Several file formats can be processed by the DataConnector operator. Specify file format with the Format attribute.
- Format = 'Binary' – Each record contains a two-byte integer data length (n) followed by n bytes of data.
- Format = 'Binary4' – Each record contains a four-byte data integer data length (n) followed by n bytes of data.
- Format = 'Text' – Each record is entirely character data, an arbitrary number of bytes followed by one of the following end-of-record markers:
- A single-byte line feed (X'0A') on UNIX platforms
- A double-byte carriage-return/line-feed pair (X'0D0A') on Windows platforms
- Format = 'Delimited' – Each record is in variable-length text record format, but each contains fields (columns) separated by one or more delimiter characters, as defined with the TextDelimiter attribute, which has the following limitations:
- It can only be a sequence of characters.
- It cannot be any character that appears in the data.
- It cannot be a control character other than a tab.

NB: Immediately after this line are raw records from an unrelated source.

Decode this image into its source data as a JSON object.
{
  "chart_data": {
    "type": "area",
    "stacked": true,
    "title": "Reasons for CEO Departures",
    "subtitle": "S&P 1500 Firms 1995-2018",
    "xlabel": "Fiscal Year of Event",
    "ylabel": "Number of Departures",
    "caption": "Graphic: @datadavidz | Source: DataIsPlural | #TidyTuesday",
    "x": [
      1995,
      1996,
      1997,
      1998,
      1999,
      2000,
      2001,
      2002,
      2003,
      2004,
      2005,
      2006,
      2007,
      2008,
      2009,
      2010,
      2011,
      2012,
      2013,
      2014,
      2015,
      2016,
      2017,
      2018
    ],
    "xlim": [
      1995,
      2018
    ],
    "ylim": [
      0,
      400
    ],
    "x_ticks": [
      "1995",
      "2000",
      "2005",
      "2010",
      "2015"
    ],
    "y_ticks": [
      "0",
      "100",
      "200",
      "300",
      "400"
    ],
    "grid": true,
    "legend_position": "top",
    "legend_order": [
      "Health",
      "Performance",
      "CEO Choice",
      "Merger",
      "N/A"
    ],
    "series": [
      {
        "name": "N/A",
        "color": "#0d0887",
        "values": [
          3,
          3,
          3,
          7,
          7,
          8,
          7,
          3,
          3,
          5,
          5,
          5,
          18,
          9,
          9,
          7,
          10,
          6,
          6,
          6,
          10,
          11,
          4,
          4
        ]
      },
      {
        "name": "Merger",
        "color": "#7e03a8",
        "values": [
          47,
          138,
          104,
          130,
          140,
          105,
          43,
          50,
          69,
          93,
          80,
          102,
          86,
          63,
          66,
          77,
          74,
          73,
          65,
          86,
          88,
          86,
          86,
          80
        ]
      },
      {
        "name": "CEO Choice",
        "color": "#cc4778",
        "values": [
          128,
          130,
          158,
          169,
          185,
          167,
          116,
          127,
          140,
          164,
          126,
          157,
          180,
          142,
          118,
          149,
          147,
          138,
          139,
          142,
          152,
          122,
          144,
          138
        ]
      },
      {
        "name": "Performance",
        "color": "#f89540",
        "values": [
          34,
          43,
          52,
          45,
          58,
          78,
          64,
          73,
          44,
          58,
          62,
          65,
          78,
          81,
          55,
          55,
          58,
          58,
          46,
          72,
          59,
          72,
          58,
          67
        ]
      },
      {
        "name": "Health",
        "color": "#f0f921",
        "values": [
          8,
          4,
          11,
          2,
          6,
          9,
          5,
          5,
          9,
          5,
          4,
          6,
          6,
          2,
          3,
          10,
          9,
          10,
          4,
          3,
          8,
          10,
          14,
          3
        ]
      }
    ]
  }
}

With this file format, when using the DataConnector Operator as a producer, the operator's associated TPT schema object must comprise only VARCHAR, JSON, JSON BY NAME, CLOB BY NAME, BLOB BY NAME, XML BY NAME, XML, CLOB or VARDATE columns. And, if not provided, the TextDelimiter attribute defaults to the pipe character ( | ).
There is no default escape character when using delimited data. Use the DataConnector operator EscapeTextDelimiter attribute to define the escape character.
- Format = 'Formatted' – Each record is in a format known as FastLoad or Teradata format, which is a two-byte integer (n) followed by n bytes of data, followed by an end-of-record marker (X'0A' or X'0D0A).
- Format = 'Formatted4' – A version of the FastLoad format that supports rows greater than 64KB in length. Each record is a four-byte integer (n) followed by n bytes of data, followed by an end-of-record marker (X'0A') or X'0D0A').
- Format = 'Unformatted' – The data does not conform to any predefined format. Instead, the data is entirely described by the columns in the schema definition of the DataConnector operator.
When processing Hadoop files and tables via the TDCH interface, data is transferred between TPT and TDCH in formatted mode with indicator bytes; the value of the HadoopFileFormat attribute determines the format of the Hadoop file or table processed by TDCH.